Who is at risk?

From Michele Belot:

The key role of essential workers in stopping the spread of the virus

While we are all becoming accustomed with recommendations to washing our hands regularly and to practicing social distancing, there is a concern that the virus can still spread widely through a minority of people who are in contact with a large number of members of the public and/or who handle goods that are passed on to others. Even if most of us comply with social distancing measures, the virus can continue to spread easily through a minority of people.

O*net, a US-based platform classifying professional occupations has developed a measure of the degree of exposure to diseases and infections. Of course, most of these professions are in the medical sector, where protective practices are already common.

There are however several other professions outside the medical sector that are likely to remain considered essential throughout the pandemic but where protective practices are less common and rigorous. Examples include:

  • Retail salespersons, concierges, restaurant staff, and cashiers.
  • Couriers and messengers
  • Home health aides
  • Workers involved in the preparation of deliveries of goods
  • Bank and post office receptionists
  • Plumbers, handymen
  • Police

It is imperative that those in these professions follow the WHO and professional guidelines, including wearing a protective mask, washing hands regularly, and between every interaction with members of the public. Wearing gloves without disinfecting them between interactions may protect the worker but will contribute to spread the virus to members of the public.

Cheap and effective interventions

From Jan Kulveit: important, functional and cheap interventions.

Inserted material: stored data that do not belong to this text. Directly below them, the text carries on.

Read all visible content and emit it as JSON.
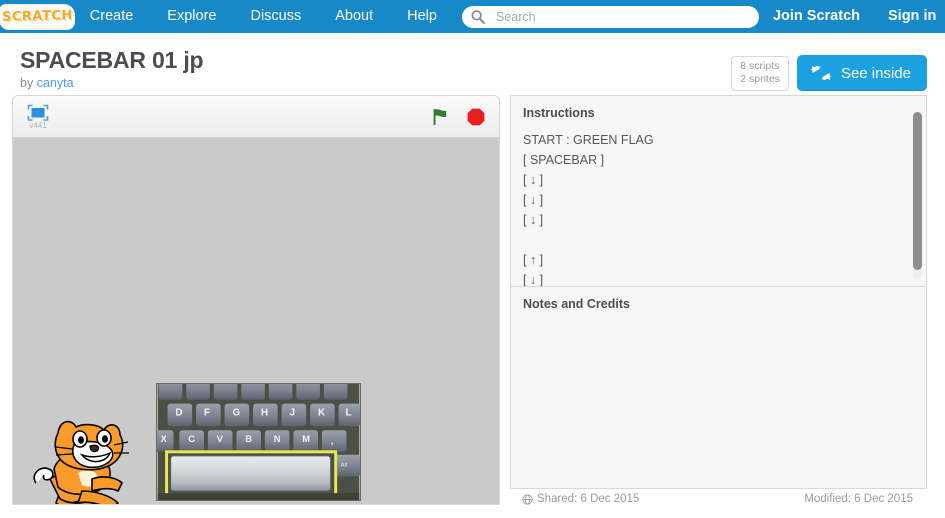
{
  "nav": {
    "logo_text": "SCRATCH",
    "links": [
      {
        "label": "Create"
      },
      {
        "label": "Explore"
      },
      {
        "label": "Discuss"
      },
      {
        "label": "About"
      },
      {
        "label": "Help"
      }
    ],
    "search_placeholder": "Search",
    "search_value": "",
    "search_icon": "search-icon",
    "join_label": "Join Scratch",
    "signin_label": "Sign in",
    "bg_color": "#1789c8"
  },
  "project": {
    "title": "SPACEBAR 01 jp",
    "by_prefix": "by",
    "author": "canyta",
    "stats": {
      "scripts": "8 scripts",
      "sprites": "2 sprites"
    },
    "see_inside_label": "See inside",
    "see_inside_icon": "see-inside-arrows-icon",
    "see_inside_color": "#1ba0e0"
  },
  "player": {
    "fullscreen_icon": "fullscreen-icon",
    "version_label": "v441",
    "green_flag_icon": "green-flag-icon",
    "green_flag_color": "#2e7d32",
    "stop_icon": "stop-sign-icon",
    "stop_color": "#e81f1f",
    "stage_bg_color": "#cacaca",
    "sprites": [
      {
        "name": "scratch-cat-sprite"
      },
      {
        "name": "keyboard-spacebar-photo",
        "highlight_color": "#e8e84a"
      }
    ]
  },
  "instructions": {
    "heading": "Instructions",
    "lines": [
      "START : GREEN FLAG",
      "[ SPACEBAR ]",
      "[ ↓ ]",
      "[ ↓ ]",
      "[ ↓ ]",
      "",
      "[ ↑ ]",
      "[ ↓ ]"
    ],
    "body": "START : GREEN FLAG\n[ SPACEBAR ]\n[ ↓ ]\n[ ↓ ]\n[ ↓ ]\n\n[ ↑ ]\n[ ↓ ]"
  },
  "notes": {
    "heading": "Notes and Credits",
    "body": ""
  },
  "footer": {
    "shared_label": "Shared: 6 Dec 2015",
    "modified_label": "Modified: 6 Dec 2015",
    "shared_icon": "globe-icon"
  }
}
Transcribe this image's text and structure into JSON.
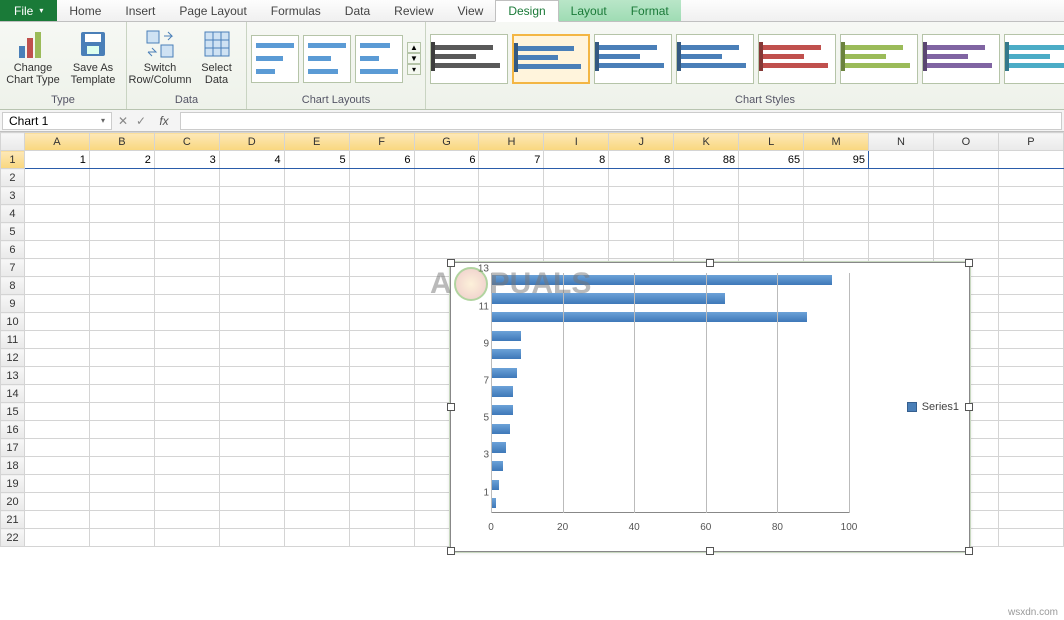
{
  "tabs": {
    "file": "File",
    "list": [
      "Home",
      "Insert",
      "Page Layout",
      "Formulas",
      "Data",
      "Review",
      "View"
    ],
    "contextual": [
      "Design",
      "Layout",
      "Format"
    ],
    "active": "Design"
  },
  "ribbon": {
    "type": {
      "label": "Type",
      "change": "Change Chart Type",
      "save_tpl": "Save As Template"
    },
    "data": {
      "label": "Data",
      "switch": "Switch Row/Column",
      "select": "Select Data"
    },
    "layouts": {
      "label": "Chart Layouts"
    },
    "styles": {
      "label": "Chart Styles",
      "colors": [
        "#595959",
        "#4a7fb8",
        "#4a7fb8",
        "#4a7fb8",
        "#c0504d",
        "#9bbb59",
        "#8064a2",
        "#4bacc6"
      ]
    }
  },
  "formula_bar": {
    "name_box": "Chart 1",
    "fx": "fx",
    "value": ""
  },
  "grid": {
    "columns": [
      "A",
      "B",
      "C",
      "D",
      "E",
      "F",
      "G",
      "H",
      "I",
      "J",
      "K",
      "L",
      "M",
      "N",
      "O",
      "P"
    ],
    "rows": 22,
    "row1": [
      "1",
      "2",
      "3",
      "4",
      "5",
      "6",
      "6",
      "7",
      "8",
      "8",
      "88",
      "65",
      "95",
      "",
      "",
      ""
    ],
    "selected_cols": 13
  },
  "chart_data": {
    "type": "bar",
    "orientation": "horizontal",
    "series": [
      {
        "name": "Series1",
        "values": [
          1,
          2,
          3,
          4,
          5,
          6,
          6,
          7,
          8,
          8,
          88,
          65,
          95
        ]
      }
    ],
    "categories": [
      1,
      2,
      3,
      4,
      5,
      6,
      7,
      8,
      9,
      10,
      11,
      12,
      13
    ],
    "y_axis_tick_labels": [
      1,
      3,
      5,
      7,
      9,
      11,
      13
    ],
    "x_axis_ticks": [
      0,
      20,
      40,
      60,
      80,
      100
    ],
    "xlim": [
      0,
      100
    ],
    "legend": "Series1"
  },
  "watermark": {
    "prefix": "A",
    "suffix": "PUALS"
  },
  "footer": "wsxdn.com"
}
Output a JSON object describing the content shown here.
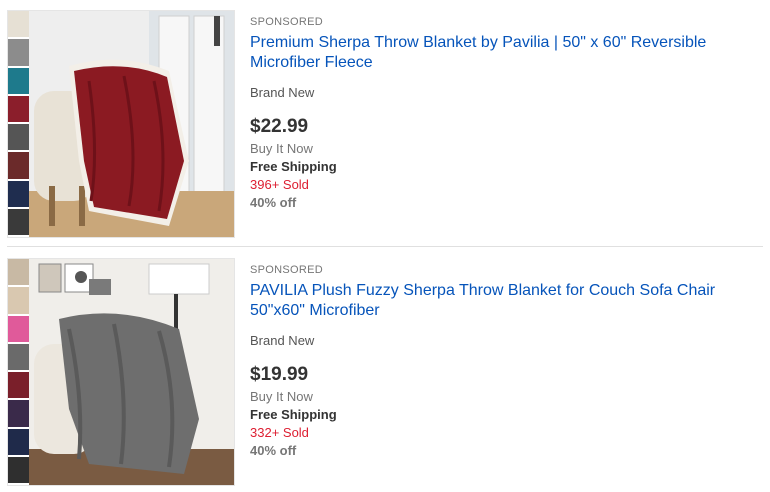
{
  "listings": [
    {
      "sponsored_label": "SPONSORED",
      "title": "Premium Sherpa Throw Blanket by Pavilia | 50\" x 60\" Reversible Microfiber Fleece",
      "condition": "Brand New",
      "price": "$22.99",
      "format": "Buy It Now",
      "shipping": "Free Shipping",
      "sold": "396+ Sold",
      "discount": "40% off",
      "swatch_colors": [
        "#e6e0d4",
        "#8c8c8c",
        "#1e7a8c",
        "#8b1e2b",
        "#555555",
        "#6b2a2a",
        "#1f2d4f",
        "#3a3a3a"
      ],
      "blanket_color": "#8b1a22"
    },
    {
      "sponsored_label": "SPONSORED",
      "title": "PAVILIA Plush Fuzzy Sherpa Throw Blanket for Couch Sofa Chair 50\"x60\" Microfiber",
      "condition": "Brand New",
      "price": "$19.99",
      "format": "Buy It Now",
      "shipping": "Free Shipping",
      "sold": "332+ Sold",
      "discount": "40% off",
      "swatch_colors": [
        "#c8b9a4",
        "#d9c8b0",
        "#e05a9a",
        "#6a6a6a",
        "#7a1f2a",
        "#3a2a4a",
        "#1f2a4a",
        "#2f2f2f"
      ],
      "blanket_color": "#6e6e6e"
    }
  ]
}
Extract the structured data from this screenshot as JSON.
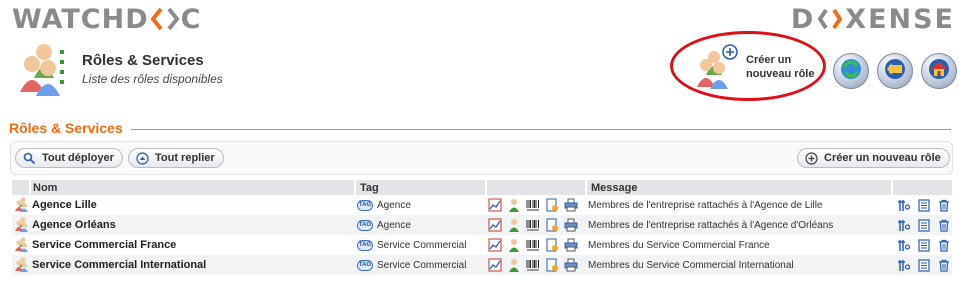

  • Compulsory wearing of masks: Unfortunately the debate about masks was led completely astray by discussion about whether they are effective as protection of the wearer, and by the attempts of many governments to prevent hoarding by spreading the idea that masks are not effective as personal protection. However, the main benefit of everyone wearing masks is completely different: the mask limits the transmission from infected individuals. What’s crucial this works even in the pre-symptomatic period, and for asymptomatic individuals. So the wearer mainly provides a public good. Additional benefits are in encouraging behavioral changes. Masks remind everyone of the need for distancing. They are also great for signalling: people who are not taking the situation seriously don’t wear masks, or don’t wear them properly, and make it easy for everyone avoid close proximity with them. For how to get 10M people wear a mask in 2-3 days by promoting DIY efforts read here.
  • Scalable contact tracing solution based on use of telecommunications data: Here is how it works. Anyone infected is interviewed by an operator to track their past contacts. The operator is using our Memory Map, which includes telco data, banking data, phone location history and other sources to help the patient remember their whereabouts and contacts. All with user’s consent and within GDPR. New suspected cases are then invited by SMS to be tested. We are already extending this further to more data sources, mobile apps etc. The system was launched here in Czechia in one week including the necessary emergency legislation and the setup of the call centre. It is packaged and can be rolled out to other countries.

Both of these interventions are very cheap and effective. They have been effectively used in several Asian countries. Outside of Asia the only place implementing them I’m aware of is Czechia and Israel, and possibly Slovakia.

A user guide of Covid-19

Andrea Galeotti and Paolo Surico and I felt the need to learn some tools to process this information and to understand and rationalise current health and economic policies. We created a narrative to highlight different trade-offs which are part of: a) every health policy that attempts to flatten the contagion curve of Covid-19, and b) every economic policy that attempts to flatten the ‘recession curve’ caused by Covid-19. We have developed, to share with you, A user guide of Covid-19. It consists of a short introduction and four mini-lectures (each with slides and a video):

• A user guide of Covid-19: introduction. [Video

• A user guide of Covid-19: part I: gathering facts. [VideoSlides

Reporting the facts that are available to us all, in a way that is concise, precise and accessible to a large audience.

• A user guide of Covid-19: part II: epidemiology for dummies. [VideoSlides]

Explaining, in simple but precise terms, the epidemiology models that are guiding governmental health policies. Discussing trade-offs in health policies that implement different degrees of social distancing.

• A user guide of Covid-19: part III: economics for dummies. [VideoSlides]

Explaining, in simple but precise terms, the economic mechanisms behind the new economic crisis due to Covid-19.

• A user guide of Covid-19: part IV: policy options. [VideoSlides]

Discussing health and economic policy options in view of the current situation.

A file containing a comprehensive set of teaching slides is here: Lecture of Covid-19. This is a rapidly evolving situation, so we are updating the lecture slides (almost) daily.